Invité lors du stage d'Avant-Bénin/Mali, il entre cette fois-ci en sélection par la grande porte, celle des convoqués. Il est très motivé pour ce déplacement au Soudan. Il raconte ses débuts avec la sélection...
Aubay
Lundi vous avez participé à votre première séance en tant que joueur convoqué officiellement. Quel effet cela vous fait-il ?
J'étais...content, content de me retrouver parmi eux. C'est vrai que le stress que j'avais en tant qu'invité s'est évanoui. Là, j'étais dégagé, plus à l'aise.
Tu t'es fait tirer les oreilles par Sessègnon et Aoudou, pourquoi ?
On faisait un jeu initié par Stéphane. On devait jongler deux fois, sans toucher le ballon avec la cuisse. Quand ça tombe deux fois, on te tire les oreilles. Et moi je l'ai fait tomber donc, les deux m'ont tiré les oreilles. Quand c'est arrivé au tour de Stéphane, le coach avait sifflé le rassemblement !
Cette première journée à l'hôtel, comment ça s'est passé ?

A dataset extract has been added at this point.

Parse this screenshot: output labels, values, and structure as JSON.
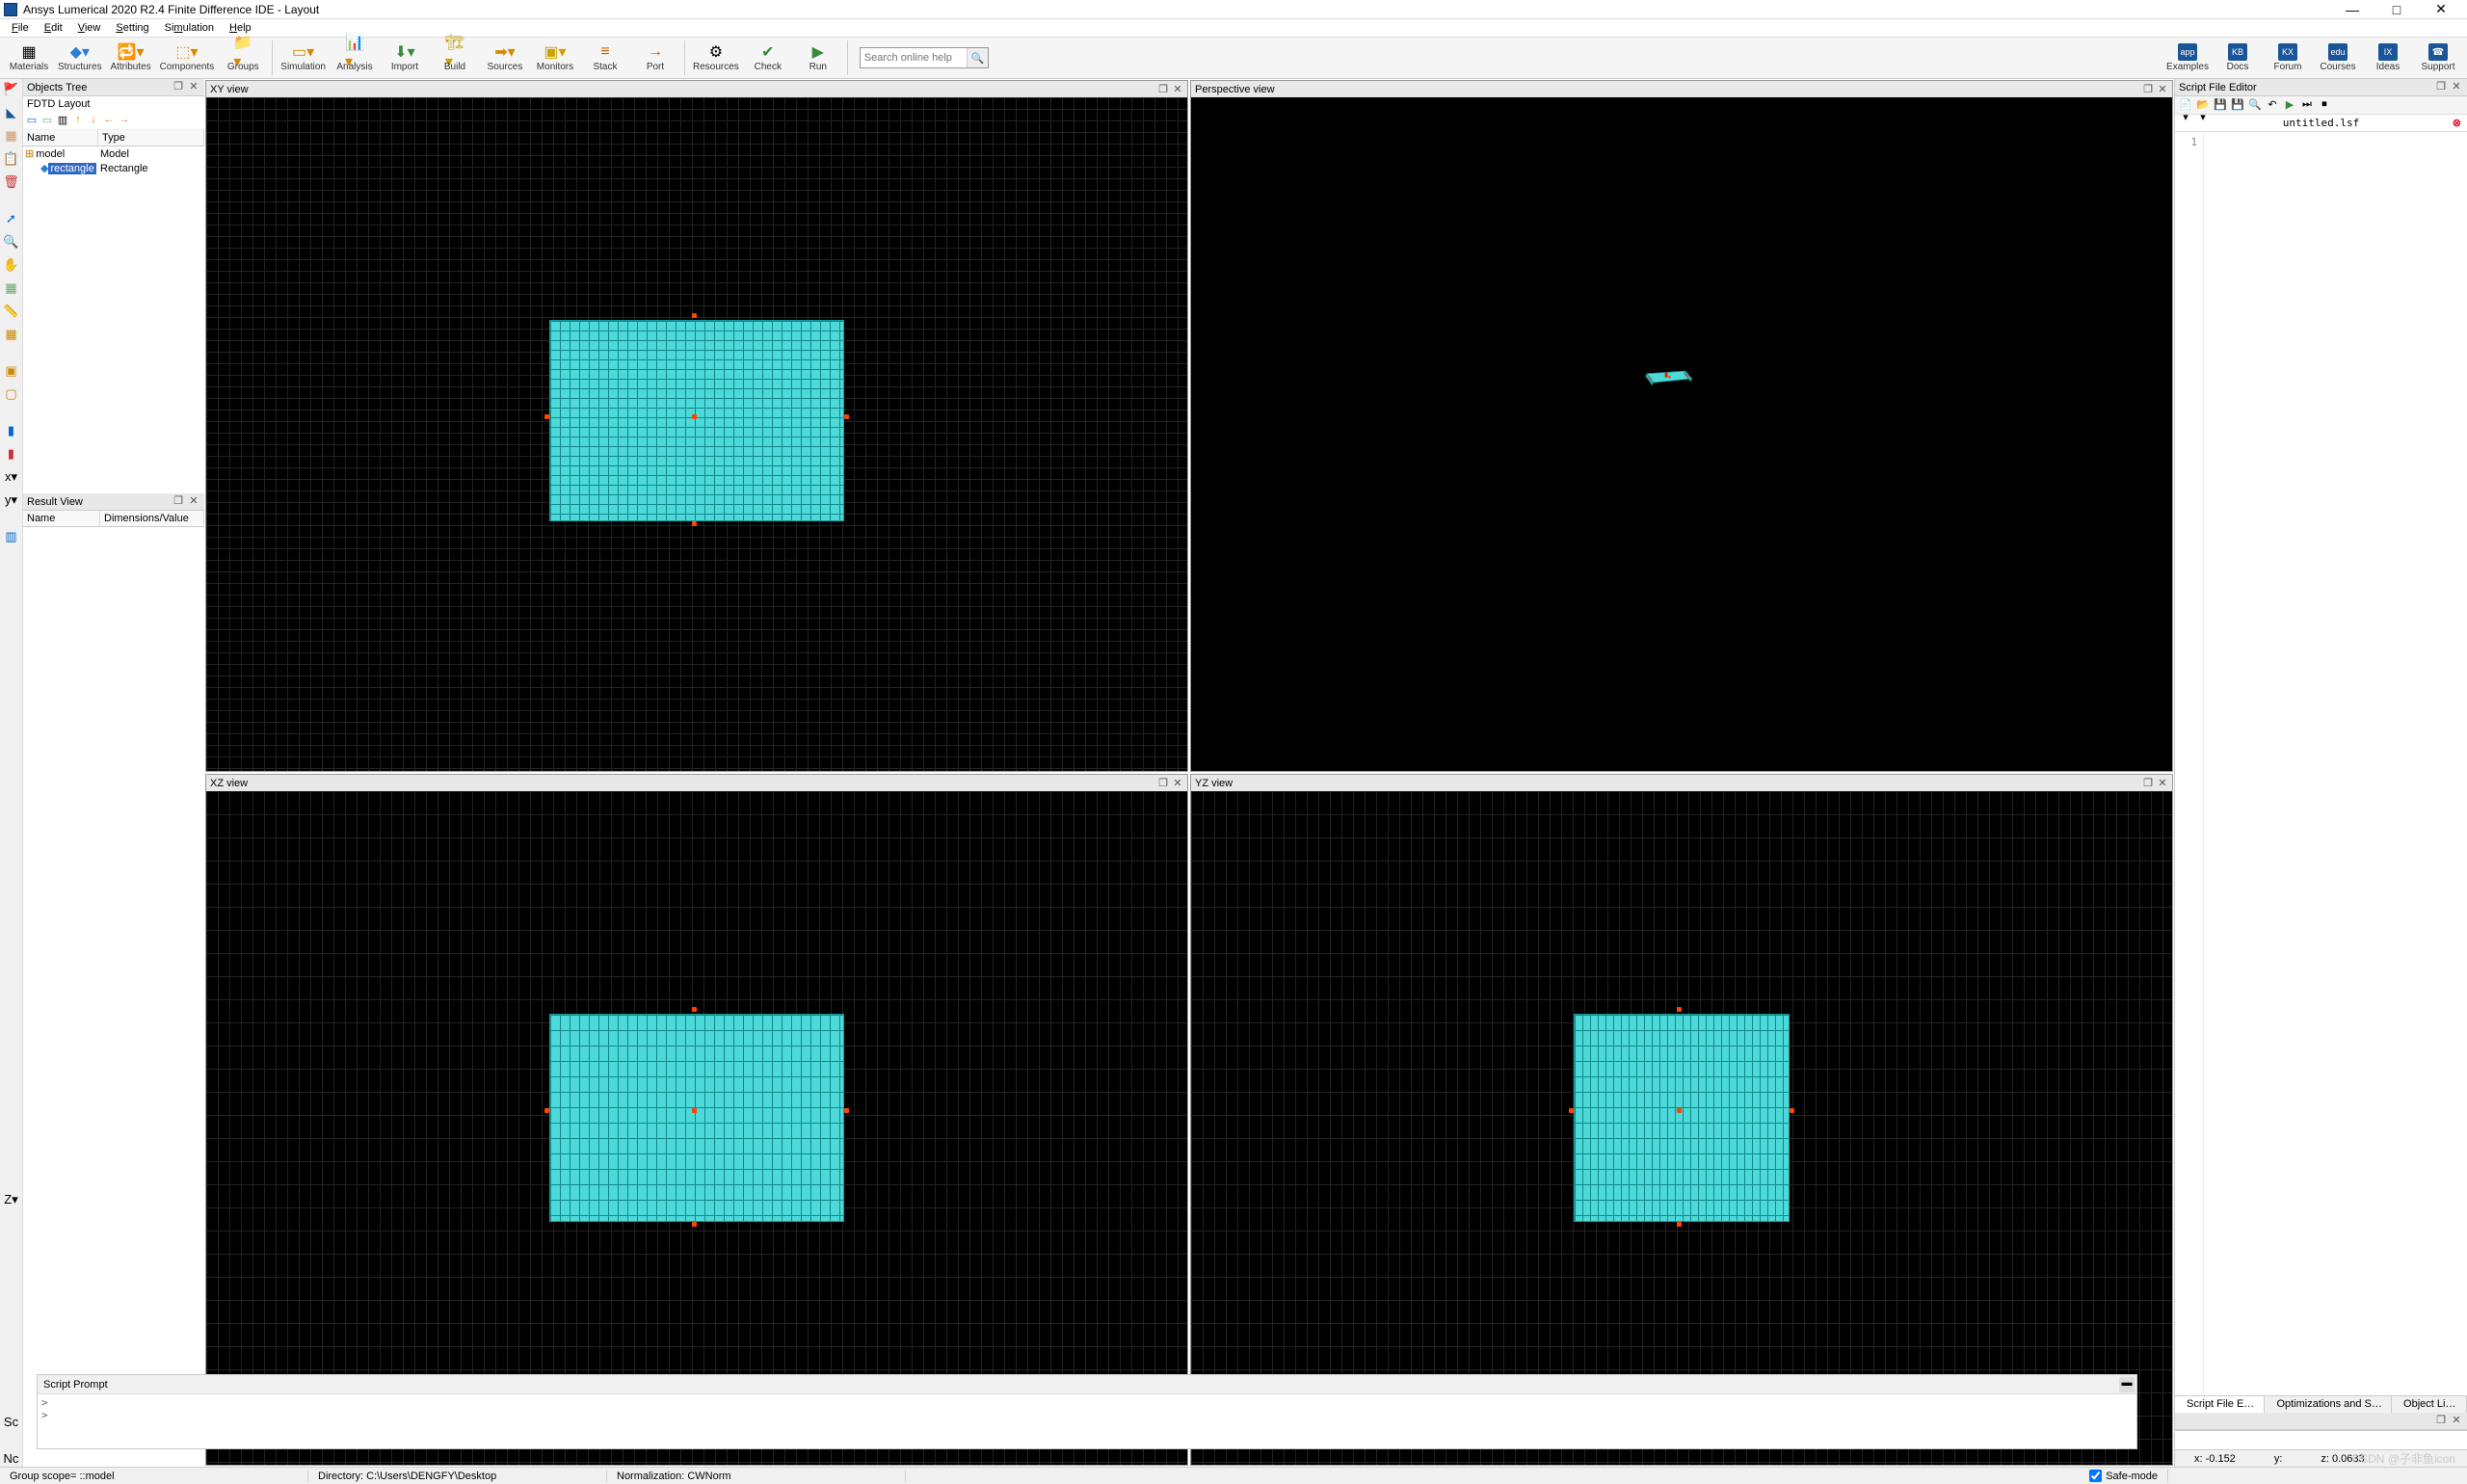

Dimanche, j'ai joué en championnat (ndlr : 0-0 avec l'Aspac face à Tonnerres à Bohicon) et je suis revenu tard la nuit. Donc j'ai rejoint l'hôtel lundi matin en compagnie d'un ami que j'aime beaucoup. C'est un coéquipier de club, Saturnin (Ndlr : Allagbé, 2e gardien de but d'Aspac, ligueA) qui m'a amené sur sa moto.

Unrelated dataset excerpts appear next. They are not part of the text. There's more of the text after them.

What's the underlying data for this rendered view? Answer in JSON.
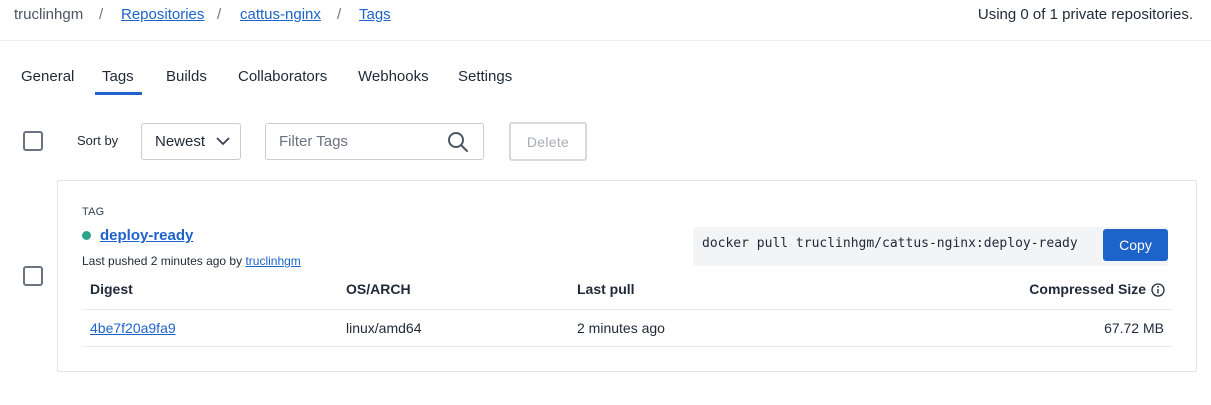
{
  "breadcrumb": {
    "owner": "truclinhgm",
    "separator": "/",
    "repositories": "Repositories",
    "repo": "cattus-nginx",
    "current": "Tags"
  },
  "usage": "Using 0 of 1 private repositories.",
  "tabs": [
    {
      "label": "General"
    },
    {
      "label": "Tags",
      "active": true
    },
    {
      "label": "Builds"
    },
    {
      "label": "Collaborators"
    },
    {
      "label": "Webhooks"
    },
    {
      "label": "Settings"
    }
  ],
  "toolbar": {
    "sort_label": "Sort by",
    "sort_value": "Newest",
    "filter_placeholder": "Filter Tags",
    "delete_label": "Delete"
  },
  "tag_card": {
    "caption": "TAG",
    "name": "deploy-ready",
    "status_color": "#2da58a",
    "pushed_text": "Last pushed 2 minutes ago by ",
    "pushed_user": "truclinhgm",
    "pull_command": "docker pull truclinhgm/cattus-nginx:deploy-ready",
    "copy_label": "Copy",
    "table": {
      "headers": [
        "Digest",
        "OS/ARCH",
        "Last pull",
        "Compressed Size"
      ],
      "rows": [
        [
          "4be7f20a9fa9",
          "linux/amd64",
          "2 minutes ago",
          "67.72 MB"
        ]
      ]
    }
  },
  "colors": {
    "accent": "#1d63c9",
    "status_dot": "#2da58a"
  }
}
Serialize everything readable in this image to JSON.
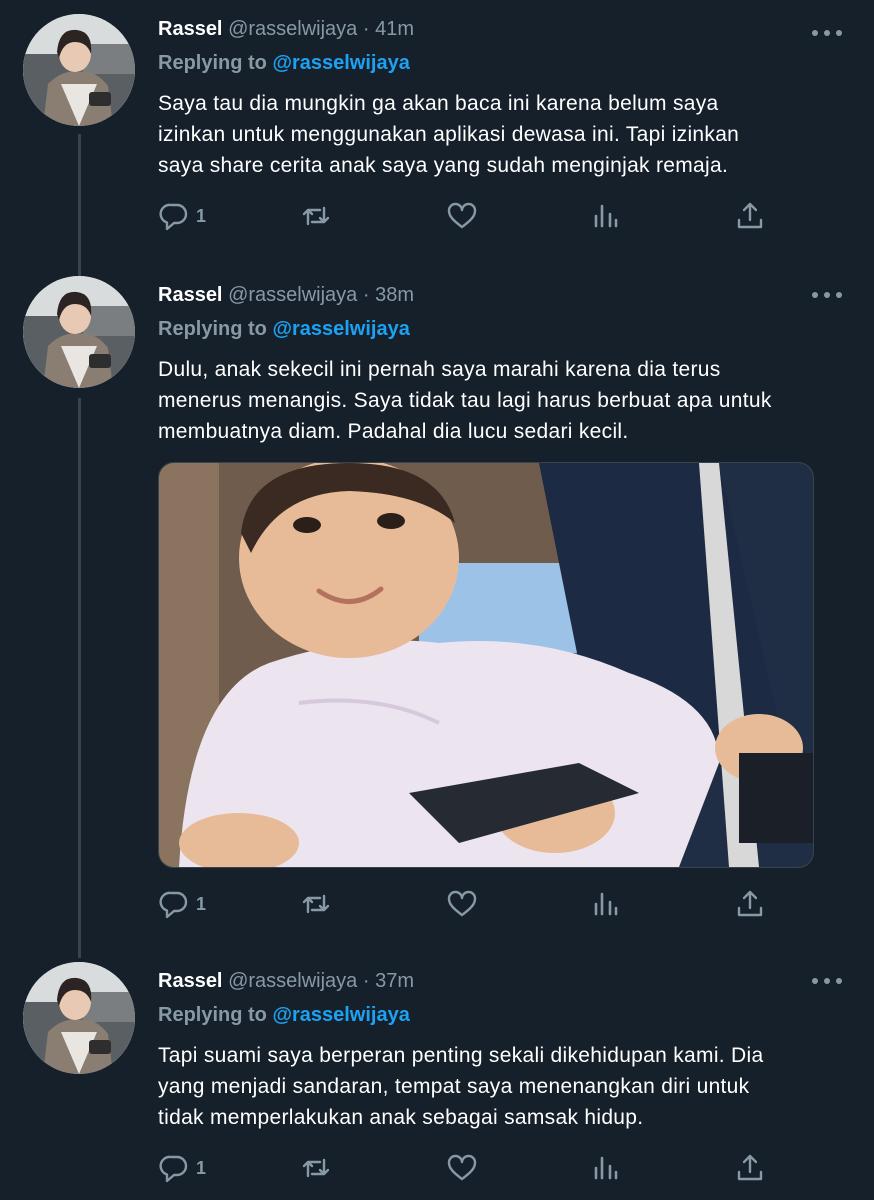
{
  "colors": {
    "background": "#15202b",
    "muted": "#8899a6",
    "accent": "#1da1f2",
    "thread_line": "#38444d"
  },
  "tweets": [
    {
      "name": "Rassel",
      "handle": "@rasselwijaya",
      "separator": "·",
      "time": "41m",
      "reply_prefix": "Replying to",
      "reply_to": "@rasselwijaya",
      "text_lines": [
        "Saya tau dia mungkin ga akan baca ini karena belum saya",
        "izinkan untuk menggunakan aplikasi dewasa ini. Tapi izinkan",
        "saya share cerita anak saya yang sudah menginjak remaja."
      ],
      "reply_count": "1",
      "icons": [
        "reply-icon",
        "retweet-icon",
        "like-icon",
        "analytics-icon",
        "share-icon"
      ]
    },
    {
      "name": "Rassel",
      "handle": "@rasselwijaya",
      "separator": "·",
      "time": "38m",
      "reply_prefix": "Replying to",
      "reply_to": "@rasselwijaya",
      "text_lines": [
        "Dulu, anak sekecil ini pernah saya marahi karena dia terus",
        "menerus menangis. Saya tidak tau lagi harus berbuat apa untuk",
        "membuatnya diam. Padahal dia lucu sedari kecil."
      ],
      "has_photo": true,
      "reply_count": "1",
      "icons": [
        "reply-icon",
        "retweet-icon",
        "like-icon",
        "analytics-icon",
        "share-icon"
      ]
    },
    {
      "name": "Rassel",
      "handle": "@rasselwijaya",
      "separator": "·",
      "time": "37m",
      "reply_prefix": "Replying to",
      "reply_to": "@rasselwijaya",
      "text_lines": [
        "Tapi suami saya berperan penting sekali dikehidupan kami. Dia",
        "yang menjadi sandaran, tempat saya menenangkan diri untuk",
        "tidak memperlakukan anak sebagai samsak hidup."
      ],
      "reply_count": "1",
      "icons": [
        "reply-icon",
        "retweet-icon",
        "like-icon",
        "analytics-icon",
        "share-icon"
      ]
    }
  ]
}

Mon voisin de chambre, un grand ami...
C'est Raoul (Ndlr : Zossou), le chargé de matériel ! Puisqu'il était sans chambre, et comme c'est un grand ami du quartier et de ma famille, je lui ai proposé de partager ma chambre. Ça me fait plaisir de le côtoyer en sélection.

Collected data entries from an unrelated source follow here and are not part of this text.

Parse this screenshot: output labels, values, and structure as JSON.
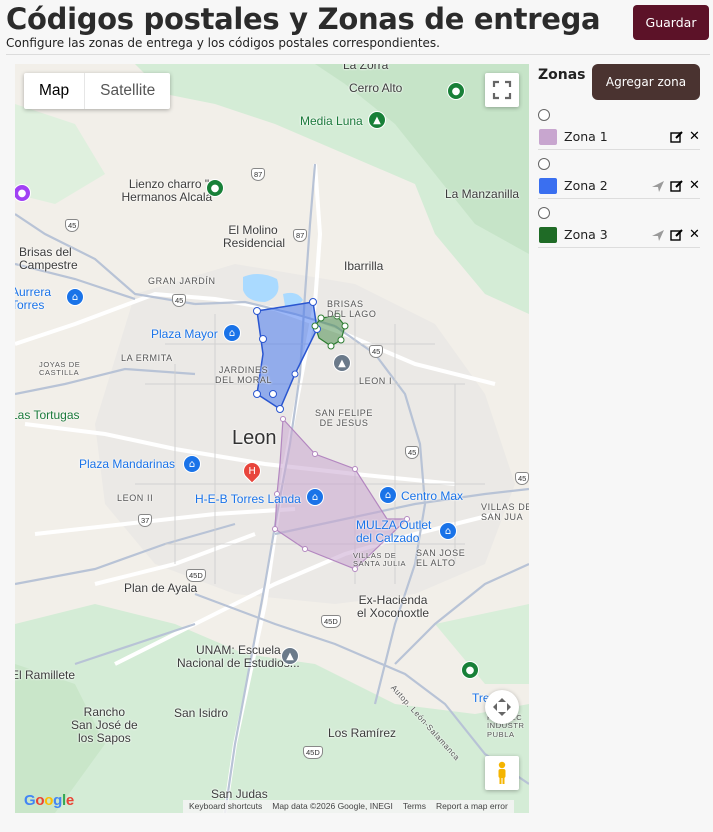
{
  "header": {
    "title": "Códigos postales y Zonas de entrega",
    "subtitle": "Configure las zonas de entrega y los códigos postales correspondientes.",
    "save_label": "Guardar"
  },
  "map": {
    "type_options": [
      "Map",
      "Satellite"
    ],
    "selected_type": "Map",
    "labels": {
      "la_zorra": "La Zorra",
      "cerro_alto": "Cerro Alto",
      "media_luna": "Media Luna",
      "lienzo": "Lienzo charro \"\nHermanos Alcalá\"",
      "la_manzanilla": "La Manzanilla",
      "el_molino": "El Molino\nResidencial",
      "brisas_campestre": "Brisas del\nCampestre",
      "ibarrilla": "Ibarrilla",
      "gran_jardin": "GRAN JARDÍN",
      "aurrera": "Aurrera\nTorres",
      "brisas_lago": "BRISAS\nDEL LAGO",
      "plaza_mayor": "Plaza Mayor",
      "la_ermita": "LA ERMITA",
      "joyas_castilla": "JOYAS DE\nCASTILLA",
      "jardines_moral": "JARDINES\nDEL MORAL",
      "leon_i": "LEON I",
      "las_tortugas": "Las Tortugas",
      "san_felipe": "SAN FELIPE\nDE JESUS",
      "leon": "Leon",
      "plaza_mandarinas": "Plaza Mandarinas",
      "leon_ii": "LEON II",
      "heb": "H-E-B Torres Landa",
      "centro_max": "Centro Max",
      "villas_san_juan": "VILLAS DE\nSAN JUA",
      "mulza": "MULZA Outlet\ndel Calzado",
      "san_jose_alto": "SAN JOSE\nEL ALTO",
      "villas_santa_julia": "VILLAS DE\nSANTA JULIA",
      "plan_ayala": "Plan de Ayala",
      "ex_hacienda": "Ex-Hacienda\nel Xoconoxtle",
      "unam": "UNAM: Escuela\nNacional de Estudios...",
      "el_ramillete": "El Ramillete",
      "rancho": "Rancho\nSan José de\nlos Sapos",
      "san_isidro": "San Isidro",
      "los_ramirez": "Los Ramírez",
      "san_judas": "San Judas",
      "autopista": "Autop. León-Salamanca",
      "tre": "Tre",
      "proyec": "PROYEC\nINDUSTR\nPUBLA"
    },
    "shields": [
      "87",
      "87",
      "45",
      "45",
      "45",
      "45",
      "37",
      "45D",
      "45D",
      "45D",
      "45"
    ],
    "google_logo": "Google",
    "attribution": {
      "shortcuts": "Keyboard shortcuts",
      "data": "Map data ©2026 Google, INEGI",
      "terms": "Terms",
      "report": "Report a map error"
    },
    "zone_polygons": {
      "zona_1_color": "#c8a6cf",
      "zona_2_color": "#3a6ff0",
      "zona_3_color": "#2e7d32"
    }
  },
  "zones_panel": {
    "title": "Zonas",
    "add_label": "Agregar zona",
    "zones": [
      {
        "name": "Zona 1",
        "color": "#c8a6cf",
        "has_send": false
      },
      {
        "name": "Zona 2",
        "color": "#3a6ff0",
        "has_send": true
      },
      {
        "name": "Zona 3",
        "color": "#1f6b26",
        "has_send": true
      }
    ]
  },
  "colors": {
    "primary_button": "#5c1228",
    "secondary_button": "#4a3330"
  }
}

Vous avez déjà eu l'occasion d'un tête-à-tête avec le coach ?
Je n'ai pas encore discuté avec lui, car il était un peu tendu en raison des conditions d'hébergement. Certains étant un peu loin du reste du groupe...
Le Soudan pour vous, c'est un match amical ?
Aïe, non non non ! C'est comme une finale pour moi ! Même si on m'accordait ma chance durant dix minutes de jeu, je prouverai au peuple que je ne suis pas là par hasard, que j'ai les capacités de faire quelque chose, bref, que je mérite ma place.